Opinião

O futuro da indústria será decidido pela capacidade de coordenação

Miguel Ângelo Silva Pereira, gestor de operações e responsável pelo Departamento de Gestão de Projetos na CaetanoBus

Nos últimos anos, tenho vivido grande parte da minha vida entre fábricas, produção, reuniões de projeto e operações industriais entre a Europa e a China. E, honestamente, quanto mais tempo passo dentro deste ambiente, mais percebo que os maiores problemas da indústria já não estão na tecnologia.

Na maioria das empresas onde entro, a tecnologia existe. Existem plataformas digitais, sistemas de gestão, automação, inteligência artificial, dashboards e equipas inteiras focadas em transformação digital. Mas, apesar disso, continuam a existir atrasos, decisões desalinhadas, conflitos entre equipas, problemas de comunicação e uma enorme dificuldade em coordenar operações.

E quase nunca o problema está no software. O problema está normalmente nas pessoas, na forma como as equipas se organizam e na dificuldade em alinhar diferentes organizações à mesma velocidade.

Hoje, um projeto industrial já não depende apenas de uma fábrica ou de uma empresa.

Depende de fornecedores, engenharia, produção, qualidade, logística, clientes, parceiros tecnológicos e equipas espalhadas por diferentes países. E quando começamos a trabalhar desta forma, a complexidade aumenta brutalmente.

A Indústria 4.0 trouxe avanços impressionantes. As fábricas tornaram-se mais digitais, mais conectadas e mais inteligentes. Mas também se tornaram muito mais dependentes umas das outras.

E foi aí que comecei a perceber uma coisa importante: Ligar sistemas é relativamente simples.Difícil é alinhar pessoas. Difícil é garantir que diferentes equipas tomam decisões no momento certo. Difícil é coordenar prioridades quando cada organização tem os seus próprios objetivos, pressões e timings.

Ao longo destes anos, tenho visto empresas investirem milhões em tecnologia e continuarem bloqueadas por problemas muito básicos: ninguém sabe exatamente quem decide, as prioridades mudam constantemente, a informação chega tarde e os problemas passam de equipa em equipa sem nunca serem verdadeiramente resolvidos.

A tecnologia acelera a informação. Mas não resolve automaticamente problemas organizacionais. E talvez este seja um dos temas menos falados da transformação industrial.

Estamos muito focados em automação, inteligência artificial e digitalização. Mas falamos pouco sobre coordenação.

E a verdade é que, nos próximos anos, acredito que as empresas mais fortes não serão necessariamente aquelas com mais tecnologia. Serão aquelas que conseguirem integrar melhor operações, pessoas e decisões.

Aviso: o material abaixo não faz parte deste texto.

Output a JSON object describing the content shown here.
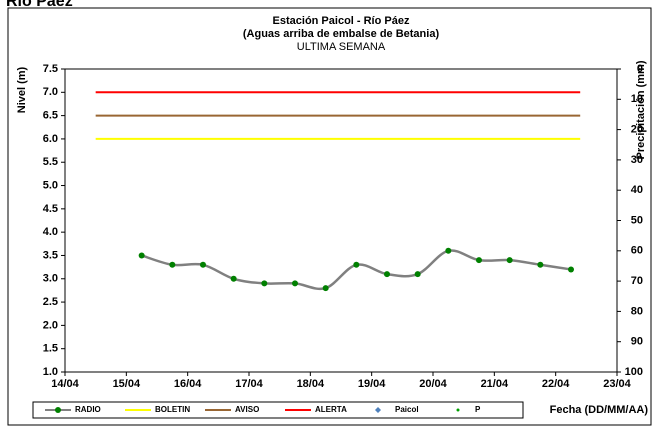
{
  "page_title": "Río Páez",
  "chart_data": {
    "type": "line",
    "title": "Estación Paicol - Río Páez",
    "subtitle": "(Aguas arriba de embalse de Betania)",
    "subtitle2": "ULTIMA SEMANA",
    "ylabel": "Nivel (m)",
    "y2label": "Precipitación (mm)",
    "xlabel": "Fecha (DD/MM/AA)",
    "xlim": [
      14,
      23
    ],
    "xticks": [
      {
        "value": 14,
        "label": "14/04"
      },
      {
        "value": 15,
        "label": "15/04"
      },
      {
        "value": 16,
        "label": "16/04"
      },
      {
        "value": 17,
        "label": "17/04"
      },
      {
        "value": 18,
        "label": "18/04"
      },
      {
        "value": 19,
        "label": "19/04"
      },
      {
        "value": 20,
        "label": "20/04"
      },
      {
        "value": 21,
        "label": "21/04"
      },
      {
        "value": 22,
        "label": "22/04"
      },
      {
        "value": 23,
        "label": "23/04"
      }
    ],
    "ylim": [
      1,
      7.5
    ],
    "yticks": [
      {
        "value": 1,
        "label": "1.0"
      },
      {
        "value": 1.5,
        "label": "1.5"
      },
      {
        "value": 2,
        "label": "2.0"
      },
      {
        "value": 2.5,
        "label": "2.5"
      },
      {
        "value": 3,
        "label": "3.0"
      },
      {
        "value": 3.5,
        "label": "3.5"
      },
      {
        "value": 4,
        "label": "4.0"
      },
      {
        "value": 4.5,
        "label": "4.5"
      },
      {
        "value": 5,
        "label": "5.0"
      },
      {
        "value": 5.5,
        "label": "5.5"
      },
      {
        "value": 6,
        "label": "6.0"
      },
      {
        "value": 6.5,
        "label": "6.5"
      },
      {
        "value": 7,
        "label": "7.0"
      },
      {
        "value": 7.5,
        "label": "7.5"
      }
    ],
    "y2lim": [
      100,
      0
    ],
    "y2ticks": [
      0,
      10,
      20,
      30,
      40,
      50,
      60,
      70,
      80,
      90,
      100
    ],
    "series": [
      {
        "name": "RADIO",
        "color": "#808080",
        "marker": "circle",
        "marker_color": "#008000",
        "smooth": true,
        "x": [
          15.25,
          15.75,
          16.25,
          16.75,
          17.25,
          17.75,
          18.25,
          18.75,
          19.25,
          19.75,
          20.25,
          20.75,
          21.25,
          21.75,
          22.25
        ],
        "values": [
          3.5,
          3.3,
          3.3,
          3.0,
          2.9,
          2.9,
          2.8,
          3.3,
          3.1,
          3.1,
          3.6,
          3.4,
          3.4,
          3.3,
          3.2
        ]
      },
      {
        "name": "BOLETIN",
        "color": "#ffff00",
        "marker": "none",
        "x": [
          14.5,
          22.4
        ],
        "values": [
          6,
          6
        ]
      },
      {
        "name": "AVISO",
        "color": "#996633",
        "marker": "none",
        "x": [
          14.5,
          22.4
        ],
        "values": [
          6.5,
          6.5
        ]
      },
      {
        "name": "ALERTA",
        "color": "#ff0000",
        "marker": "none",
        "x": [
          14.5,
          22.4
        ],
        "values": [
          7,
          7
        ]
      },
      {
        "name": "Paicol",
        "color": "#4f81bd",
        "marker": "diamond",
        "marker_only": true,
        "x": [],
        "values": []
      },
      {
        "name": "P",
        "color": "#00a000",
        "marker": "dot",
        "marker_only": true,
        "axis": "y2",
        "x": [],
        "values": []
      }
    ]
  }
}
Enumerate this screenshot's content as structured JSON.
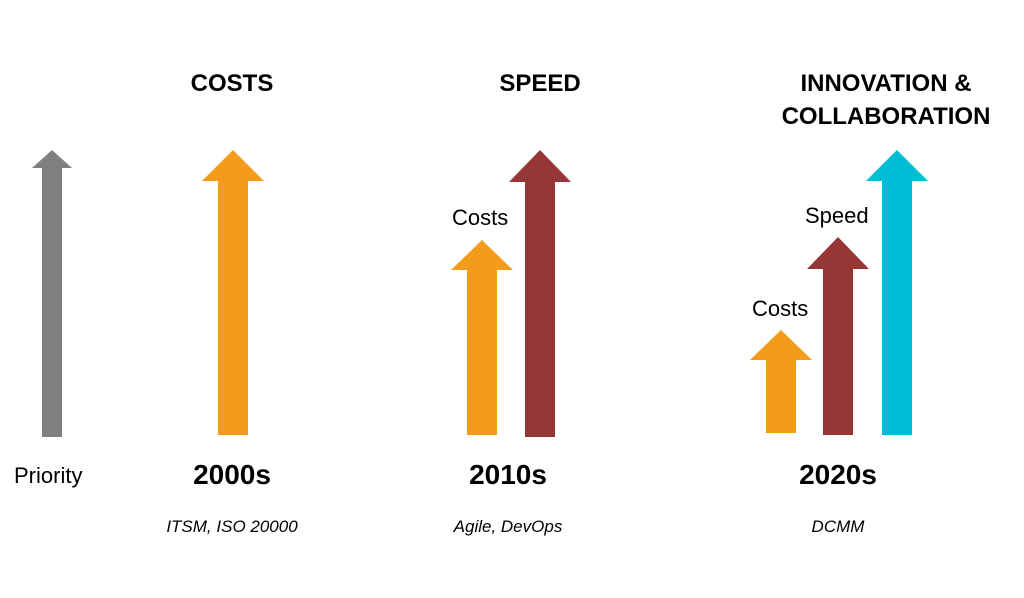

Foi precisamente desta experiência prática que tenho vindo a desenvolver no meu doutoramento. A ideia surgiu de algo muito simples: em ambientes industriais cada vez mais distribuídos, alguém precisa de garantir que a operação continua alinhada quando existem múltiplas equipas, múltiplas empresas e múltiplos interesses envolvidos.

No fundo, aquilo que acredito é relativamente simples. O futuro da indústria não será decidido apenas pela capacidade de automatizar. Será decidido pela capacidade de coordenar complexidade.

Porque, no final do dia, os maiores problemas da indústria raramente acontecem por falta de tecnologia.